Over five hours in a Washington, DC courtroom today, a coalition of net neutrality defenders squared off with the Federal Communications Commission, as the two sides made their case for and against the internet regulations.
The dispute is one of the most high-profile legal battles in the history of the internet, but there was no immediate sign of which way the three-judge panel overseeing the case would decide. By turns, both sides faced some sharp questioning from the judges for the US Court of Appeals for the District of Columbia.
The petitioners in the case argued that the FCC’s repeal was unlawful in several ways. The FCC failed in its analysis of the internet service market, failed to consider public safety, should not have blocked states from passing their own net neutrality rules, and erred in its determination of what a telecommunications service is, they said.
Is the internet like pizza delivery, or Uber Eats?
Some of those punches seemed to land, while others fell flat. The FCC changed the legal classification of broadband service when it repealed the rules, and that decision is a key point of dispute. But it was difficult to see whether the judges were swayed by the argument there. The analogies used to explain the different types of internet services turned increasingly complex: was the FCC treating the internet like a pizza, when it was more like a pizza delivery service? an attorney for the petitioners asked. And was modern internet service more like Uber Eats?
The public safety argument, however, seemed to emerge as an important point in the hearing. The FCC received a sharp interrogation from one of the judges, who questioned repeatedly how the agency’s decision might affect first responders. Santa Clara County, which appeared in court to defend the net neutrality rules, noted that the repeal may not be enough to solve a crisis. (Last year, the county made headlines over a throttling incident during a California wildfire.)

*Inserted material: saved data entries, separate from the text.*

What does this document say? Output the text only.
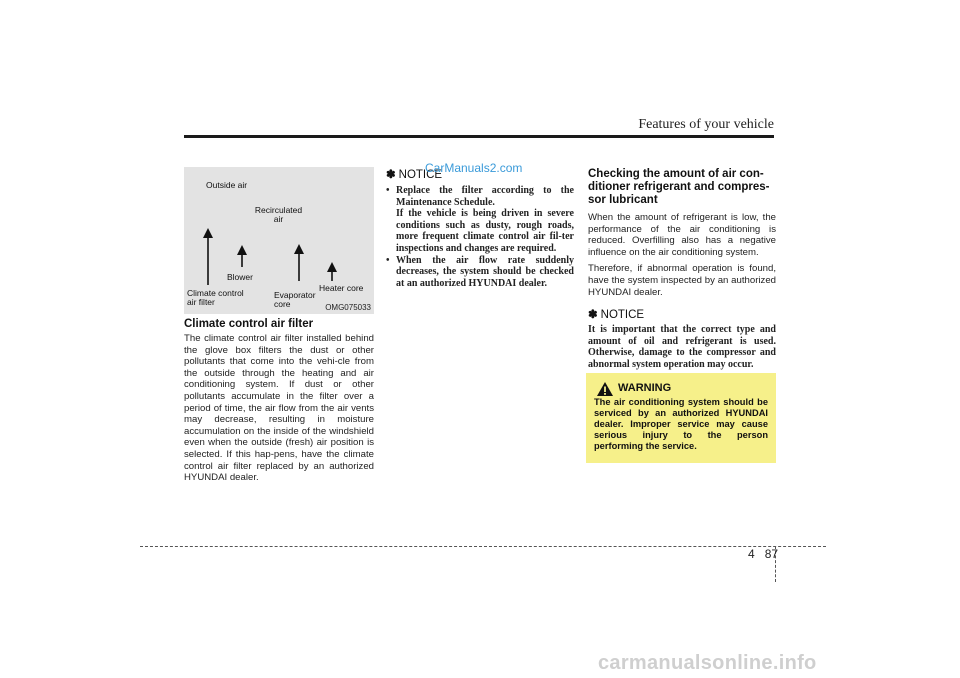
Features of your vehicle
Outside air
Recirculated
air
Blower
Climate control
air filter
Evaporator
core
Heater core
OMG075033
Climate control air filter

The climate control air filter installed behind the glove box filters the dust or other pollutants that come into the vehi-cle from the outside through the heating and air conditioning system. If dust or other pollutants accumulate in the filter over a period of time, the air flow from the air vents may decrease, resulting in moisture accumulation on the inside of the windshield even when the outside (fresh) air position is selected. If this hap-pens, have the climate control air filter replaced by an authorized HYUNDAI dealer.

✽ NOTICE
• Replace the filter according to the Maintenance Schedule.
If the vehicle is being driven in severe conditions such as dusty, rough roads, more frequent climate control air fil-ter inspections and changes are required.
• When the air flow rate suddenly decreases, the system should be checked at an authorized HYUNDAI dealer.
CarManuals2.com	Checking the amount of air con-ditioner refrigerant and compres-sor lubricant

When the amount of refrigerant is low, the performance of the air conditioning is reduced. Overfilling also has a negative influence on the air conditioning system.

Therefore, if abnormal operation is found, have the system inspected by an authorized HYUNDAI dealer.

✽ NOTICE

It is important that the correct type and amount of oil and refrigerant is used. Otherwise, damage to the compressor and abnormal system operation may occur.

WARNING
The air conditioning system should be serviced by an authorized HYUNDAI dealer. Improper service may cause serious injury to the person performing the service.
4 87
carmanualsonline.info
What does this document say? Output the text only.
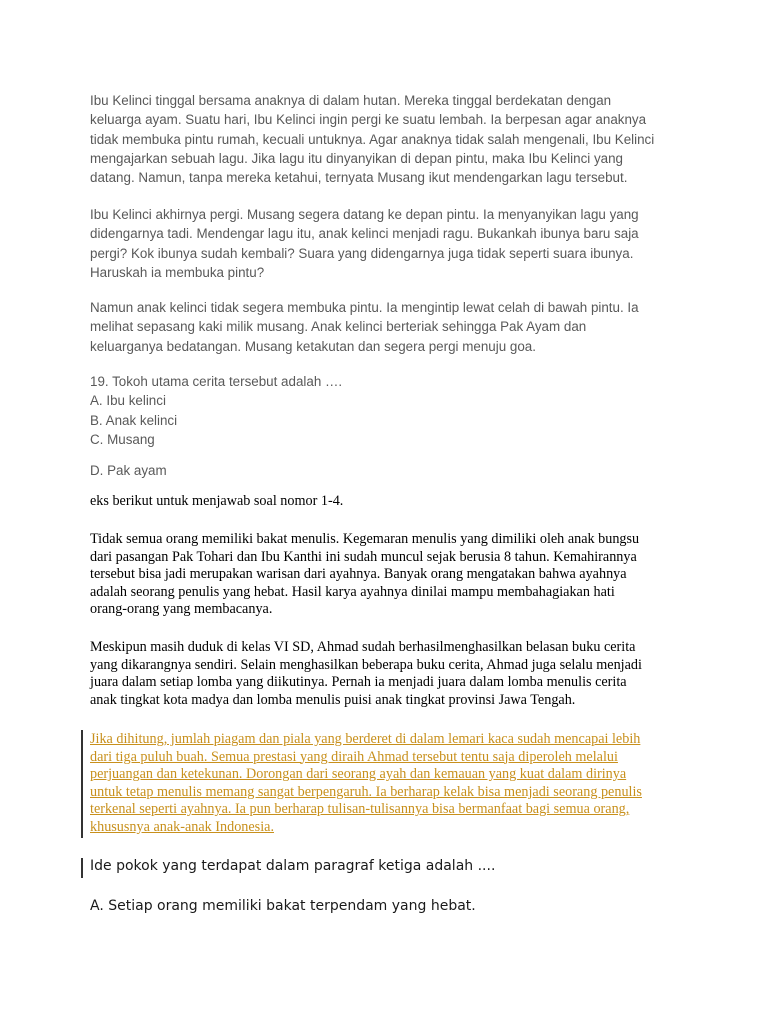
Ibu Kelinci tinggal bersama anaknya di dalam hutan. Mereka tinggal berdekatan dengan
keluarga ayam. Suatu hari, Ibu Kelinci ingin pergi ke suatu lembah. Ia berpesan agar anaknya
tidak membuka pintu rumah, kecuali untuknya. Agar anaknya tidak salah mengenali, Ibu Kelinci
mengajarkan sebuah lagu. Jika lagu itu dinyanyikan di depan pintu, maka Ibu Kelinci yang
datang. Namun, tanpa mereka ketahui, ternyata Musang ikut mendengarkan lagu tersebut.
Ibu Kelinci akhirnya pergi. Musang segera datang ke depan pintu. Ia menyanyikan lagu yang
didengarnya tadi. Mendengar lagu itu, anak kelinci menjadi ragu. Bukankah ibunya baru saja
pergi? Kok ibunya sudah kembali? Suara yang didengarnya juga tidak seperti suara ibunya.
Haruskah ia membuka pintu?
Namun anak kelinci tidak segera membuka pintu. Ia mengintip lewat celah di bawah pintu. Ia
melihat sepasang kaki milik musang. Anak kelinci berteriak sehingga Pak Ayam dan
keluarganya bedatangan. Musang ketakutan dan segera pergi menuju goa.
19. Tokoh utama cerita tersebut adalah ….
A. Ibu kelinci
B. Anak kelinci
C. Musang
D. Pak ayam
eks berikut untuk menjawab soal nomor 1-4.
Tidak semua orang memiliki bakat menulis. Kegemaran menulis yang dimiliki oleh anak bungsu
dari pasangan Pak Tohari dan Ibu Kanthi ini sudah muncul sejak berusia 8 tahun. Kemahirannya
tersebut bisa jadi merupakan warisan dari ayahnya. Banyak orang mengatakan bahwa ayahnya
adalah seorang penulis yang hebat. Hasil karya ayahnya dinilai mampu membahagiakan hati
orang-orang yang membacanya.
Meskipun masih duduk di kelas VI SD, Ahmad sudah berhasilmenghasilkan belasan buku cerita
yang dikarangnya sendiri. Selain menghasilkan beberapa buku cerita, Ahmad juga selalu menjadi
juara dalam setiap lomba yang diikutinya. Pernah ia menjadi juara dalam lomba menulis cerita
anak tingkat kota madya dan lomba menulis puisi anak tingkat provinsi Jawa Tengah.
Jika dihitung, jumlah piagam dan piala yang berderet di dalam lemari kaca sudah mencapai lebih
dari tiga puluh buah. Semua prestasi yang diraih Ahmad tersebut tentu saja diperoleh melalui
perjuangan dan ketekunan. Dorongan dari seorang ayah dan kemauan yang kuat dalam dirinya
untuk tetap menulis memang sangat berpengaruh. Ia berharap kelak bisa menjadi seorang penulis
terkenal seperti ayahnya. Ia pun berharap tulisan-tulisannya bisa bermanfaat bagi semua orang,
khususnya anak-anak Indonesia.
Ide pokok yang terdapat dalam paragraf ketiga adalah ....
A. Setiap orang memiliki bakat terpendam yang hebat.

If someone is throttled during a crisis, the court noted, it hardly matters if someone is punished much later. “Post-hoc remedies don’t work in the public safety context, and that, unless I missed it, wasn’t addressed anywhere in the order,” the judge said.
The court may be tied up with the case for a long time
The FCC’s main point in the hearing was that the net neutrality rules harmed broadband investment, and that the repeal improved the market — an analysis the petitioners strongly reject. An attorney representing internet service providers also argued that there wasn’t enough evidence of throttling and blocking to show the net neutrality rules were necessary. The agency’s side repeatedly argued that its transparency requirements were an effective way to protect consumers.
The court may be tied up with the case for a long time. Still, even if its participants were using the language of a highly technical legal dispute, the face-off was one of the more dramatic moments so far in the battle over net neutrality.
“Today we fought for an open and free internet that puts consumers first,” Mozilla chief operating officer Denelle Dixon said in a statement. “Mozilla took on this challenge because we believe the FCC needs to follow the rules like everyone else.” The FCC, the statement said, had decided to “renounce its responsibility to protect consumers on a whim.”
“The U.S. Supreme Court has already affirmed the FCC’s authority to classify broadband as a Title I information service,” FCC chief of staff Matthew Berry said in a statement, “and after today’s argument we continue to believe that the judiciary will uphold the FCC’s decision to return to that regulatory framework under which the Internet flourished prior to 2015 and is continuing to thrive today.”
FCC Commissioner Jessica Rosenworcel, who voted against the decision to repeal net neutrality rules, said in a tweet that there was “no shortage of complex issues in oral argument,” but that “the court now has a chance to right what the FCC got wrong” with its decision. “I sat through it all,” she wrote. “I’m hopeful.”
Update, 4:52PM ET: Includes statement from the FCC.